«Provavelmente o momento mais difícil na vida de um futebolista é quando chega o dia de dizer adeus, mas como em tudo na vida... nada é eterno. É evidente que custa, para mais quando se tem a consciência, como é o meu caso, de que sempre fui um profissional que cumpriu com todos os mandamentos, mas não posso deixar de confessar que me fui preparando para o adeus - Embora tivesse a possibilidade de continuar a jogar pelo menos mais uma época -. E assim sofre-se menos com o abandono. De qualquer modo poderá alguém, especialmente eu, ficar insensível a 15 anos de profissional sempre ao mais alto nível? É evidente que não.
Sinto já alguma nostalgia pela partida, embora vá continuar ligado ao futebol como sempre desejei, sendo esta uma boa altura para recordar todos os clubes onde pude expressar aquilo que sempre mais gostei de fazer. Jamais poderia esquecer os primeiros passos no Académico de Alvalade, mais as passagens por Palmense e Futebol Benfica, clubes que me forneceram o essencial para concretizar o primeiro grande objectivo, ingressar no profissionalismo.
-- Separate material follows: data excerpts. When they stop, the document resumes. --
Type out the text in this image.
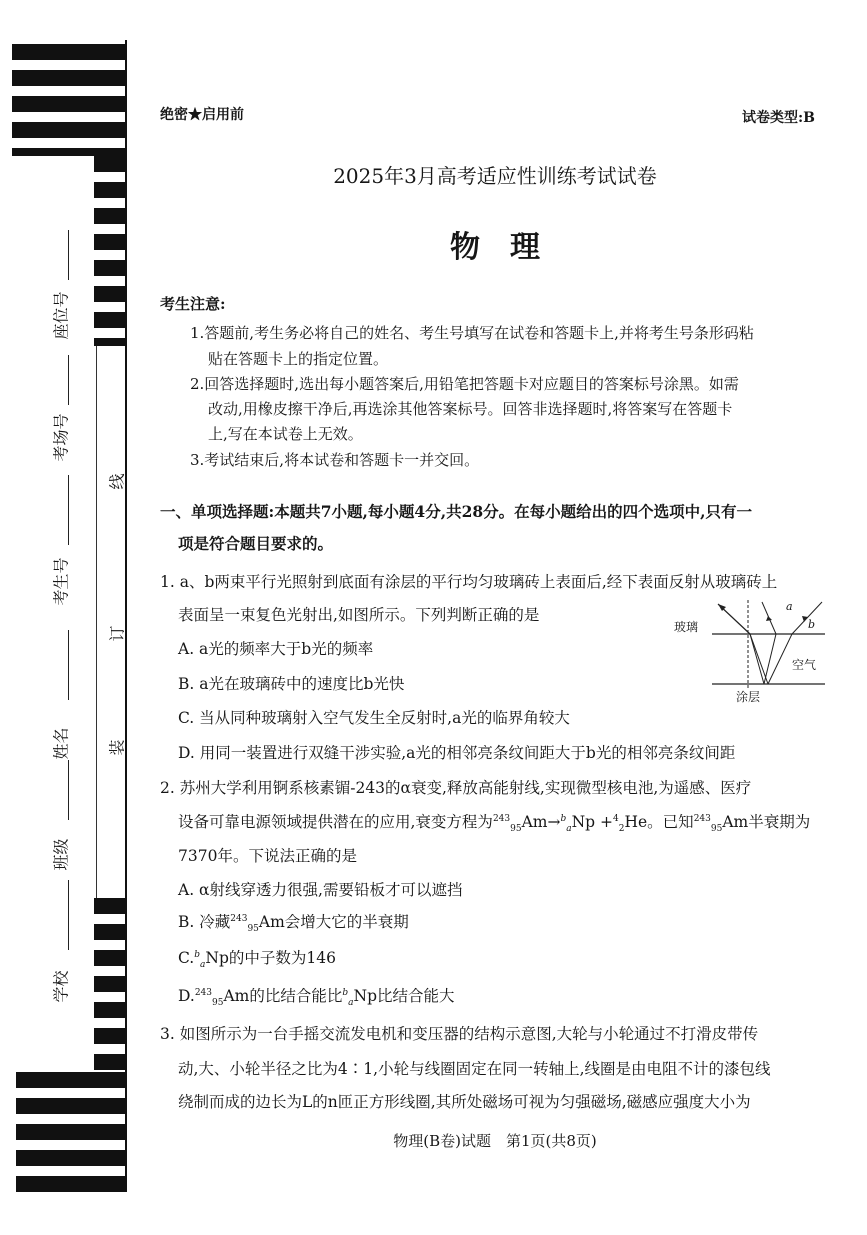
座位号
考场号
考生号
姓名
班级
学校
线
订
装
绝密★启用前	试卷类型:B
2025年3月高考适应性训练考试试卷
物　理
考生注意:
1.答题前,考生务必将自己的姓名、考生号填写在试卷和答题卡上,并将考生号条形码粘
贴在答题卡上的指定位置。
2.回答选择题时,选出每小题答案后,用铅笔把答题卡对应题目的答案标号涂黑。如需
改动,用橡皮擦干净后,再选涂其他答案标号。回答非选择题时,将答案写在答题卡
上,写在本试卷上无效。
3.考试结束后,将本试卷和答题卡一并交回。
一、单项选择题:本题共7小题,每小题4分,共28分。在每小题给出的四个选项中,只有一
项是符合题目要求的。
1. a、b两束平行光照射到底面有涂层的平行均匀玻璃砖上表面后,经下表面反射从玻璃砖上
表面呈一束复色光射出,如图所示。下列判断正确的是
A. a光的频率大于b光的频率
B. a光在玻璃砖中的速度比b光快
C. 当从同种玻璃射入空气发生全反射时,a光的临界角较大
D. 用同一装置进行双缝干涉实验,a光的相邻亮条纹间距大于b光的相邻亮条纹间距
玻璃
空气
涂层
a
b
2. 苏州大学利用锕系核素镅-243的α衰变,释放高能射线,实现微型核电池,为遥感、医疗
设备可靠电源领域提供潜在的应用,衰变方程为$^{243}_{95}$Am→$^b_a$Np +$^4_2$He。已知$^{243}_{95}$Am半衰期为
7370年。下说法正确的是
A. α射线穿透力很强,需要铅板才可以遮挡
B. 冷藏$^{243}_{95}$Am会增大它的半衰期
C.$^b_a$Np的中子数为146
D.$^{243}_{95}$Am的比结合能比$^b_a$Np比结合能大
3. 如图所示为一台手摇交流发电机和变压器的结构示意图,大轮与小轮通过不打滑皮带传
动,大、小轮半径之比为4∶1,小轮与线圈固定在同一转轴上,线圈是由电阻不计的漆包线
绕制而成的边长为L的n匝正方形线圈,其所处磁场可视为匀强磁场,磁感应强度大小为
物理(B卷)试题　第1页(共8页)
No Estrela da Amadora cresci como homem e futebolista, aí vivi raros momentos de felicidade com a conquista da Taça de Portugal e depois, desculpem-me a imodéstia, foi sempre a somar: Vitória de Guimarães, Benfica, Oviedo - clube e cidade onde passei quatro anos maravilhosos e que marcam de forma significativa a minha carreira, mais por terem sido vividos fora do meu ambiente natural -, Sporting, onde ajudei a ganhar tudo o que havia para ganhar a nível nacional, e Selecção Nacional, o clube de todos os portugueses tendo tido a satisfação de vestir a sua camisola em 35 ocasiões e participado num Campeonato da Europa e num Campeonato do Mundo. Portanto, a minha carreira chegou ao fim por opção.
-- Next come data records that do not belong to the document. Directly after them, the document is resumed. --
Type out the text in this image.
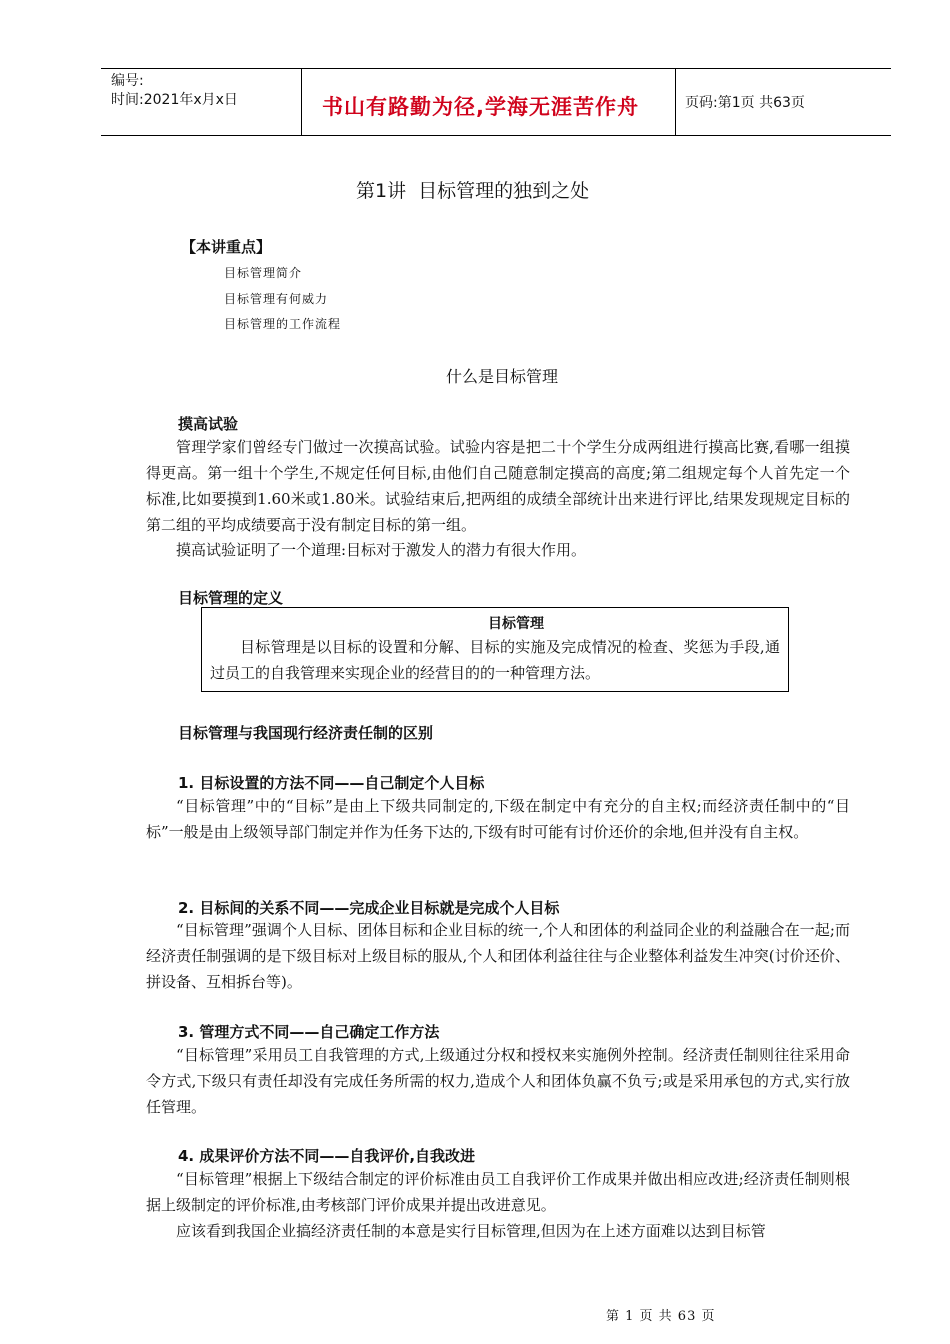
编号:
时间:2021年x月x日	书山有路勤为径,学海无涯苦作舟	页码:第1页 共63页
第1讲  目标管理的独到之处
【本讲重点】
目标管理简介
目标管理有何威力
目标管理的工作流程
什么是目标管理
摸高试验

管理学家们曾经专门做过一次摸高试验。试验内容是把二十个学生分成两组进行摸高比赛,看哪一组摸得更高。第一组十个学生,不规定任何目标,由他们自己随意制定摸高的高度;第二组规定每个人首先定一个标准,比如要摸到1.60米或1.80米。试验结束后,把两组的成绩全部统计出来进行评比,结果发现规定目标的第二组的平均成绩要高于没有制定目标的第一组。

摸高试验证明了一个道理:目标对于激发人的潜力有很大作用。

目标管理的定义
目标管理

目标管理是以目标的设置和分解、目标的实施及完成情况的检查、奖惩为手段,通过员工的自我管理来实现企业的经营目的的一种管理方法。

目标管理与我国现行经济责任制的区别
1. 目标设置的方法不同——自己制定个人目标

“目标管理”中的“目标”是由上下级共同制定的,下级在制定中有充分的自主权;而经济责任制中的“目标”一般是由上级领导部门制定并作为任务下达的,下级有时可能有讨价还价的余地,但并没有自主权。

2. 目标间的关系不同——完成企业目标就是完成个人目标

“目标管理”强调个人目标、团体目标和企业目标的统一,个人和团体的利益同企业的利益融合在一起;而经济责任制强调的是下级目标对上级目标的服从,个人和团体利益往往与企业整体利益发生冲突(讨价还价、拼设备、互相拆台等)。

3. 管理方式不同——自己确定工作方法

“目标管理”采用员工自我管理的方式,上级通过分权和授权来实施例外控制。经济责任制则往往采用命令方式,下级只有责任却没有完成任务所需的权力,造成个人和团体负赢不负亏;或是采用承包的方式,实行放任管理。

4. 成果评价方法不同——自我评价,自我改进

“目标管理”根据上下级结合制定的评价标准由员工自我评价工作成果并做出相应改进;经济责任制则根据上级制定的评价标准,由考核部门评价成果并提出改进意见。

应该看到我国企业搞经济责任制的本意是实行目标管理,但因为在上述方面难以达到目标管

第 1 页 共 63 页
Sou um homem feliz mas como sempre perspectivei o futebol para mim continua, agora como treinador. Enquanto jogador fui absorvendo muito do que vi e aprendi com os muitos treinadores que se cruzaram comigo. Convencido de que podia dar o meu modesto contributo nesta actividade sempre tão controversa. Mas para passar à prática as minhas ideias necessitava de uma oportunidade. O Sporting acreditou em mim e abriu-me a porta que tanto desejava, possibilitando-me começar pelos escalões de formação que era no fundo aquilo que desejava para início de carreira. Estou pois muitíssimo agradecido ao clube onde terminei uma carreira e começo outra, convencido de que não o defraudarei na aposta.
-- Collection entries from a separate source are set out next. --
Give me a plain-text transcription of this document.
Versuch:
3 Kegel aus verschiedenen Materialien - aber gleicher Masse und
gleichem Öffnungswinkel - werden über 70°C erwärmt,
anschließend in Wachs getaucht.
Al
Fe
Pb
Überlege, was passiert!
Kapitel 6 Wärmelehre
Gostaria igualmente de deixar palavras de apreço a algumas pessoas que sempre me apoiaram ao longo de todos estes anos, começando pela Comunicação Social em geral, com quem sempre tive as melhores relações profissionais, à minha família, que com o seu amor, carinho e compreensão soube superar as minhas constantes ausências, aos meus companheiros em todos os clubes por onde passei, por me terem ajudado a ser melhor jogador e cidadão, e a todos os treinadores, especialmente João Alves a quem estarei eternamente grato pelo muito em que me ajudou em todos os aspectos, não esquecendo também aqueles que se convenceram de que a minha carreira chegaria mais cedo ao fim.
Finalmente, não posso deixar de recordar neste momento, aquele que foi, é e será sempre o meu maior ídolo e que infelizmente não pode estar aqui para ouvir o meu agradecimento, mas onde quer que esteja sabe quantas saudades tenho dele: o meu pai.